Figure 4. E-cadherin–Vangl2 association in vivo.

(a) E19 rat kidney extracts were subjected to IP using normal goat IgG or α-Vangl2 Abs, and then to WB analysis. Note the specific precipitation of E-cadherin by α-Vangl2. β-catenin or Plakoglobin were not detected in the IPs even when the blots were overexposed. (b, c) IF localization of Vangl2 (red) and E-cadherin (green) shown together with phalloidin staining (blue) on a cryosection of a P0 mouse kidney. E-cadherin is robustly expressed in the epithelial cells of the urinary tubule, which is horizontally cut on this section. Higher magnification of the delimited region (b) is shown in (c). Apical and basal limits of the epithelia are shown using white broken lines in the images of phalloidin staining (blue) and are displayed at the upper and lower side of the images of (c), respectively. The white characters in the phalloidin image of (b) denote the following: M, mesenchyme; E, epithelia; and L, lumen. (d, e) Plot profile analysis of the IF intensity along the delimited regions (c). The origin of the plot is shown as “0”. The signal intensities are plotted along one of the lateral borders between the epithelial cells (d; delimited with white dots) or transverse to these borders (e; delimited with yellow dots). The X-axis indicates the distance from the origin of the plot. The Y-axis delineates fluorescent signal intensity. For each fluorophore and each plot, the most intense signal peak was set as one arbitrary unit of the Y-axis. WB images were captured using the same experimental condition for each series of experiments and for each kind of antibodies. The full-length images of the WB analyses presented in Figure 4 are included in Supplementary Figure S6. Scale bars: 20 μm and 5 μm for (b) and (c), respectively.

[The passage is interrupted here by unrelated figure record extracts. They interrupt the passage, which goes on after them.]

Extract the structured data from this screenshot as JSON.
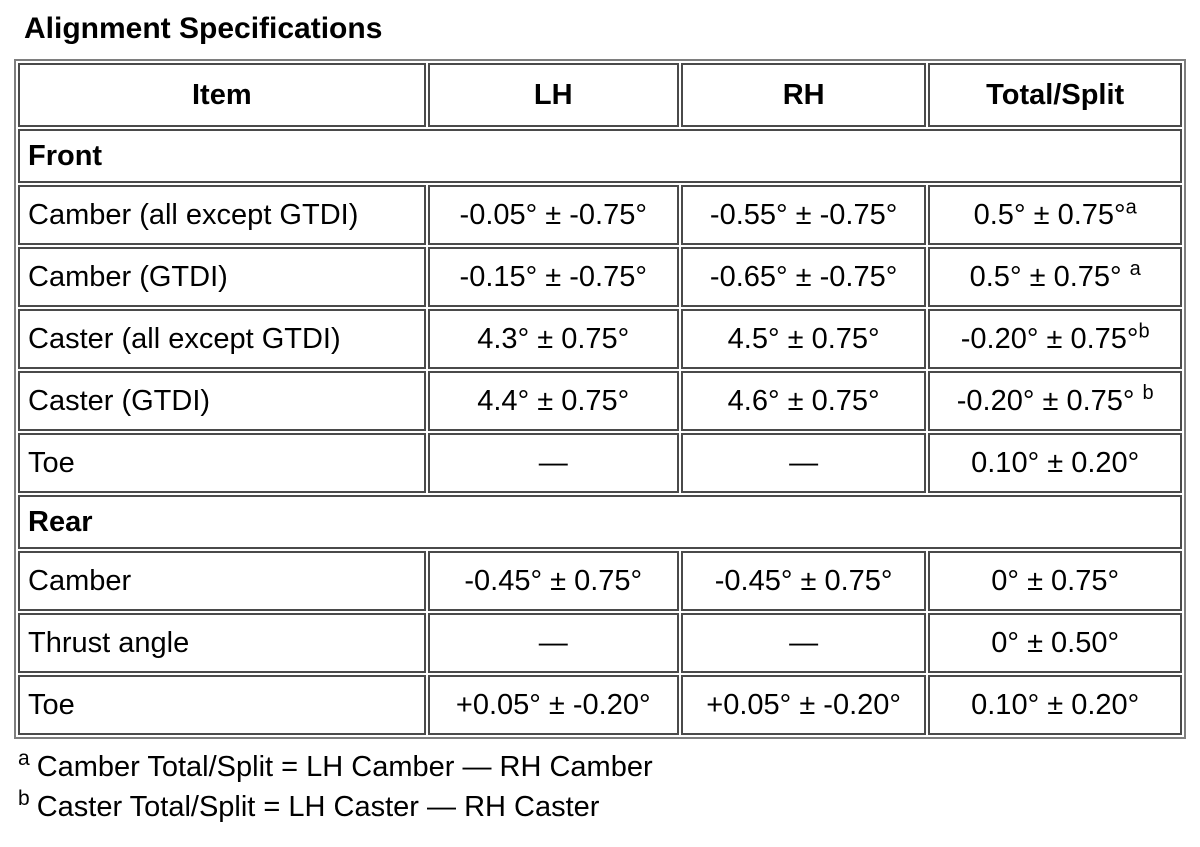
{
  "title": "Alignment Specifications",
  "table": {
    "columns": [
      "Item",
      "LH",
      "RH",
      "Total/Split"
    ],
    "sections": [
      {
        "label": "Front",
        "rows": [
          {
            "item": "Camber (all except GTDI)",
            "lh": "-0.05° ± -0.75°",
            "rh": "-0.55° ± -0.75°",
            "total": "0.5° ± 0.75°",
            "total_sup": "a",
            "sup_gap": false
          },
          {
            "item": "Camber (GTDI)",
            "lh": "-0.15° ± -0.75°",
            "rh": "-0.65° ± -0.75°",
            "total": "0.5° ± 0.75°",
            "total_sup": "a",
            "sup_gap": true
          },
          {
            "item": "Caster (all except GTDI)",
            "lh": "4.3° ± 0.75°",
            "rh": "4.5° ± 0.75°",
            "total": "-0.20° ± 0.75°",
            "total_sup": "b",
            "sup_gap": false
          },
          {
            "item": "Caster (GTDI)",
            "lh": "4.4° ± 0.75°",
            "rh": "4.6° ± 0.75°",
            "total": "-0.20° ± 0.75°",
            "total_sup": "b",
            "sup_gap": true
          },
          {
            "item": "Toe",
            "lh": "—",
            "rh": "—",
            "total": "0.10° ± 0.20°",
            "total_sup": "",
            "sup_gap": false
          }
        ]
      },
      {
        "label": "Rear",
        "rows": [
          {
            "item": "Camber",
            "lh": "-0.45° ± 0.75°",
            "rh": "-0.45° ± 0.75°",
            "total": "0° ± 0.75°",
            "total_sup": "",
            "sup_gap": false
          },
          {
            "item": "Thrust angle",
            "lh": "—",
            "rh": "—",
            "total": "0° ± 0.50°",
            "total_sup": "",
            "sup_gap": false
          },
          {
            "item": "Toe",
            "lh": "+0.05° ± -0.20°",
            "rh": "+0.05° ± -0.20°",
            "total": "0.10° ± 0.20°",
            "total_sup": "",
            "sup_gap": false
          }
        ]
      }
    ]
  },
  "footnotes": [
    {
      "marker": "a",
      "text": "Camber Total/Split = LH Camber — RH Camber"
    },
    {
      "marker": "b",
      "text": "Caster Total/Split = LH Caster — RH Caster"
    }
  ]
}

Figure 5. Increased cell surface expression of E-cadherin on the epithelial cells derived from the Vangl2^Lpt/+ mutant kidneys.

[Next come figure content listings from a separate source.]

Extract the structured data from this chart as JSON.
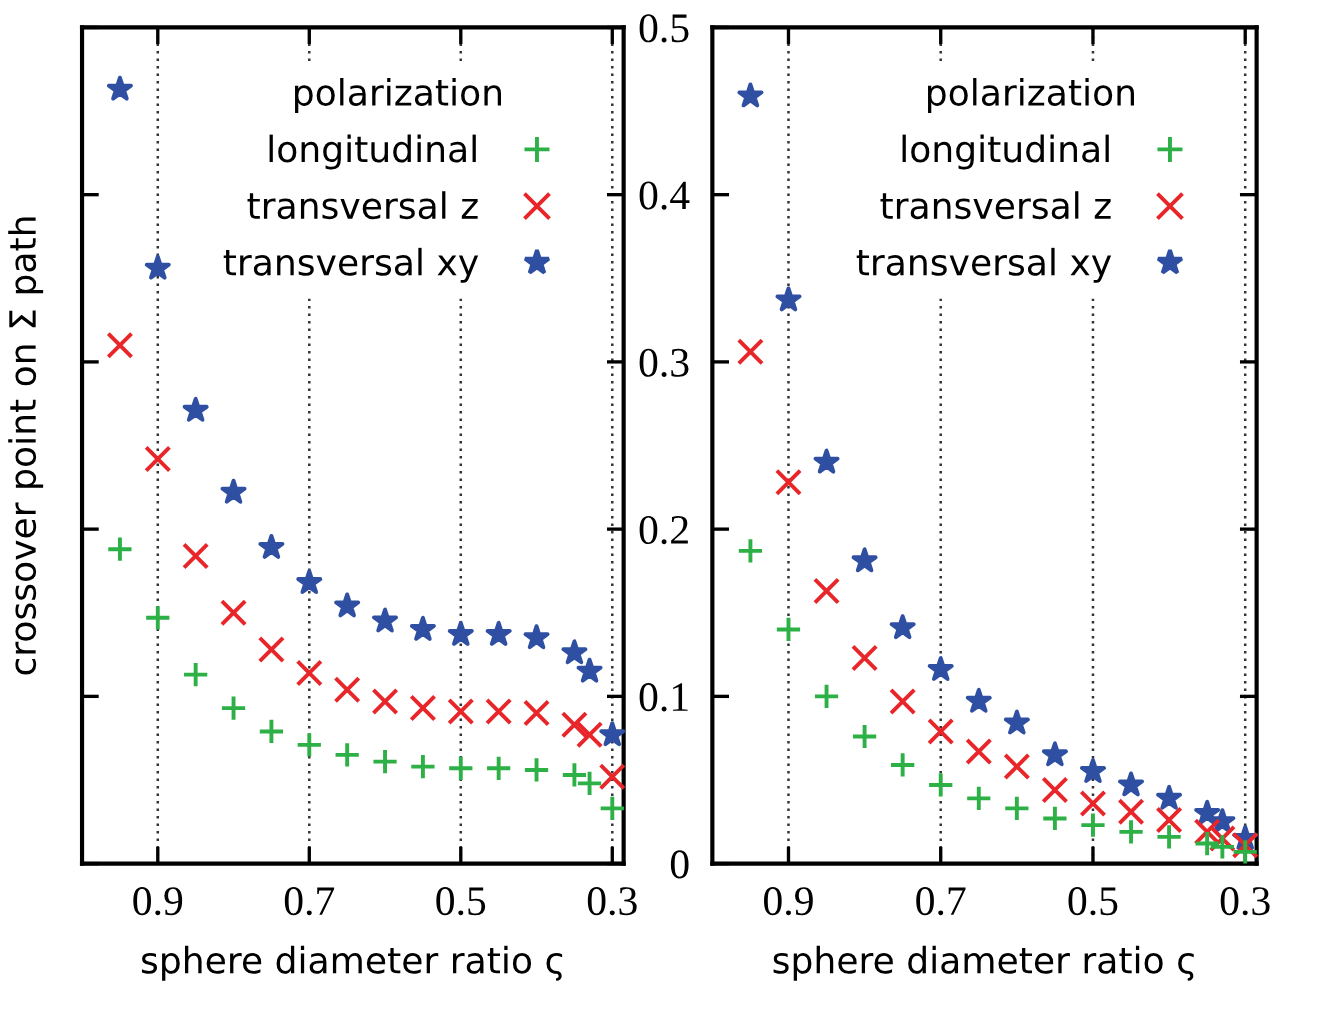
{
  "chart_data": [
    {
      "type": "scatter",
      "xlabel": "sphere diameter ratio ς",
      "ylabel": "crossover point on Σ path",
      "legend_title": "polarization",
      "legend": "top right",
      "grid": "x",
      "tick_labels": "x",
      "x": [
        0.95,
        0.9,
        0.85,
        0.8,
        0.75,
        0.7,
        0.65,
        0.6,
        0.55,
        0.5,
        0.45,
        0.4,
        0.35,
        0.33,
        0.3
      ],
      "xlim": [
        1.0,
        0.285
      ],
      "xticks": [
        0.9,
        0.7,
        0.5,
        0.3
      ],
      "ylim": [
        0,
        0.5
      ],
      "yticks": [
        0,
        0.1,
        0.2,
        0.3,
        0.4,
        0.5
      ],
      "series": [
        {
          "name": "longitudinal",
          "color": "#2db045",
          "marker": "plus",
          "values": [
            0.188,
            0.147,
            0.113,
            0.093,
            0.079,
            0.071,
            0.065,
            0.061,
            0.058,
            0.057,
            0.057,
            0.056,
            0.053,
            0.048,
            0.033
          ]
        },
        {
          "name": "transversal z",
          "color": "#e8262a",
          "marker": "cross",
          "values": [
            0.31,
            0.242,
            0.184,
            0.15,
            0.128,
            0.114,
            0.104,
            0.097,
            0.093,
            0.091,
            0.091,
            0.09,
            0.083,
            0.077,
            0.052
          ]
        },
        {
          "name": "transversal xy",
          "color": "#2f4fa2",
          "marker": "star",
          "values": [
            0.463,
            0.356,
            0.271,
            0.222,
            0.189,
            0.168,
            0.154,
            0.145,
            0.14,
            0.137,
            0.137,
            0.135,
            0.126,
            0.115,
            0.077
          ]
        }
      ]
    },
    {
      "type": "scatter",
      "xlabel": "sphere diameter ratio ς",
      "legend_title": "polarization",
      "legend": "top right",
      "grid": "x",
      "x": [
        0.95,
        0.9,
        0.85,
        0.8,
        0.75,
        0.7,
        0.65,
        0.6,
        0.55,
        0.5,
        0.45,
        0.4,
        0.35,
        0.33,
        0.3
      ],
      "xlim": [
        1.0,
        0.285
      ],
      "xticks": [
        0.9,
        0.7,
        0.5,
        0.3
      ],
      "ylim": [
        0,
        0.5
      ],
      "yticks": [
        0,
        0.1,
        0.2,
        0.3,
        0.4,
        0.5
      ],
      "series": [
        {
          "name": "longitudinal",
          "color": "#2db045",
          "marker": "plus",
          "values": [
            0.187,
            0.14,
            0.1,
            0.076,
            0.059,
            0.047,
            0.039,
            0.033,
            0.027,
            0.023,
            0.019,
            0.016,
            0.012,
            0.01,
            0.007
          ]
        },
        {
          "name": "transversal z",
          "color": "#e8262a",
          "marker": "cross",
          "values": [
            0.306,
            0.228,
            0.163,
            0.123,
            0.097,
            0.079,
            0.067,
            0.058,
            0.044,
            0.036,
            0.031,
            0.026,
            0.019,
            0.015,
            0.011
          ]
        },
        {
          "name": "transversal xy",
          "color": "#2f4fa2",
          "marker": "star",
          "values": [
            0.459,
            0.337,
            0.24,
            0.181,
            0.141,
            0.116,
            0.097,
            0.084,
            0.065,
            0.055,
            0.047,
            0.039,
            0.03,
            0.025,
            0.015
          ]
        }
      ]
    }
  ]
}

(a) WB analysis of both biotinylated cell surface proteins and proteins included in the total cell lysates of the cultured kidney cells derived from the wild-type or Vangl2^Lpt/+ mutant mice. (b) Bar graphs showing the cell surface ratios of E-cadherin levels, which were quantified according to the immunosignal intensities shown in (a). (c–e) Quantitative analysis of Vangl2 levels in the kidney cells derived from wild-type or Vangl2^Lpt/+ mutant mice. The WB signal levels of total Vangl2 (c), those exposed to the cell surface (d) and their ratios (e) were compared between these two genotypes. (f, h, j) Image analysis of cultured kidney epithelial cells derived from wild-type and Vangl2^Lpt/+ mutant mice using the α-ECD and α-ICD Abs. α-ECD Abs were applied before (f) or after (j) membrane permeabilization. In (h), wild-type cells were stained either with or without permeabilization for both Abs. The images were captured using the same exposure time and gain for each fluorophore and for each series of experiments. (g, i, k) Bar graphs showing the relative average ratios of the signal intensities of α-ECD and α-ICD. The geometric mean of ratio of the wild-type (g, k) and that of the permeabilized culture was set as one arbitrary unit for each experimental condition (f), (j) and (h). WB images were captured using the same experimental condition for each series of experiments and for each kind of antibodies. The full-length images of the WB analyses presented in Figure 5 are included in Supplementary Figure S7. Data are presented as geometric mean ± 95% CI (b, e, g, i, k) or mean + SEM (c, d). Significant differences (p < 0.05) versus control groups calculated using Mann-Whitney's U test (b, e, g, i, k) or Student's t test (c, d) are marked with *. a.u.: arbitrary unit. Scale bars: 50 μm.